The Kizlar Agha was the third highest-ranking officer of the empire, after the Sultan and the Grand Vizier (Chief Minister). He was the commander of the baltaci corps (or halberdiers - part of the imperial army). His position was a pasha (general) of three tails (tails referring to peacock tails, and the most number of tails permitted being four and worn by the Sultan). He could approach the Sultan at any time, and functioned as the private messenger between the Sultan and the Grand Vizier. He was the most important link between the Sultan and the Valide Sultan (mother of the sultan).
The Kizlar Agha led the new odalisque to the Sultan's bedchamber, and was the only "man" who could enter the harem should there have been any nocturnal emergencies. His duties were to protect the women, to provide and purchase the necessary odalisques for the harem, to oversee the promotion of the women (usually after the death of a higher-ranking kadin) and eunuchs. He acted as a witness for the Sultan's marriage, birth ceremonies, and arranged all the royal ceremonial events, such as circumcision parties, weddings, and fêtes. He also delivered sentence to harem women accused of crimes, taking the guilty women to the executioner to be placed into sacks and drowned in the Bosphorus which lay outside the Topkapi Palace.
The Chief White Eunuch was the head of the Inner Service (which is the palace bureaucracy) and the head of the Palace School (school for white eunuchs). He was also Gatekeeper-in-Chief, head of the infirmary, and master of ceremonies of the Seraglio. The Kapi Agha controlled all messages, petitions, and State documents addressed to the Sultan, and was allowed to speak to the Sultan in person. In 1591, Murad III transferred the powers from the white to the black eunuchs as there were too many embezzlements and various other nefarious crimes being attributed to the white eunuchs, among them being purported intimacy with the harem women.
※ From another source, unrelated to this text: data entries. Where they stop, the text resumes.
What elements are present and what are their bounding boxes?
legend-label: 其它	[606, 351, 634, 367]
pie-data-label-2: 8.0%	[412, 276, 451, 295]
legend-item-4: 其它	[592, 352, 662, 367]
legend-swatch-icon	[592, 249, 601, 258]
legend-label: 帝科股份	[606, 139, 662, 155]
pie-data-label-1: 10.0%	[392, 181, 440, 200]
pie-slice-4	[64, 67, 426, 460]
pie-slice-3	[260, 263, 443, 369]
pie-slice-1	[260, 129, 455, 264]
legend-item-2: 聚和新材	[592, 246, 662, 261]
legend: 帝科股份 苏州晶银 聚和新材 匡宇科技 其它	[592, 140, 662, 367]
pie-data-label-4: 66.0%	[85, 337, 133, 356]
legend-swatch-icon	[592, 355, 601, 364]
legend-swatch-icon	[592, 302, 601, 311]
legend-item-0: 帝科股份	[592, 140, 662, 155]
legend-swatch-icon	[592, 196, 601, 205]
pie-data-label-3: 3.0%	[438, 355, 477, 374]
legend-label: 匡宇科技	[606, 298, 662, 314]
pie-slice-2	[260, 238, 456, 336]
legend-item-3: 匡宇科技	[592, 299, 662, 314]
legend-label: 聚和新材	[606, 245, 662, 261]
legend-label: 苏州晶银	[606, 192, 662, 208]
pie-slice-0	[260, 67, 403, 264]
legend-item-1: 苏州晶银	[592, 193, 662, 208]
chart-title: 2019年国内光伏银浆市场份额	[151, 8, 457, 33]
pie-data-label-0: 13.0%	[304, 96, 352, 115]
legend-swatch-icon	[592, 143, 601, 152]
. The Kapi Agha's loss of powers was seen through the decreasing of his ceremonial duties (which had various stipends entailed) and the decrease in his overall income. Originally, the Kapi Agha was the only eunuch allowed to speak to the Sultan alone, but as his importance decreased, the Valide Sultan and the Kizlar Agha were able to request private audience with the Sultan also. Because of their possible disloyalty, white eunuchs were assigned positions that did not bring them into contact with the harem women as many of them had incomplete castrations (still possessing of their penis). The total number of white eunuchs in the Seraglio at any given time was between 300 and 900.
In the late sixteen hundreds, the power of the black eunuchs grew. During the Kadinlar Sultanati, the eunuchs increased their political leverage by taking advantage of child Sultans or mentally incompetent ones. It was during this period of enthronement of child Sultans that caused political instability. The young teenage Sultans were "guided" by regencies formed by the Valide Sultan, the Grand Vizier and the Valides other supporters. The Kizlar Agha was the Valide Sultan's and the Kadin's intimate and value accomplice.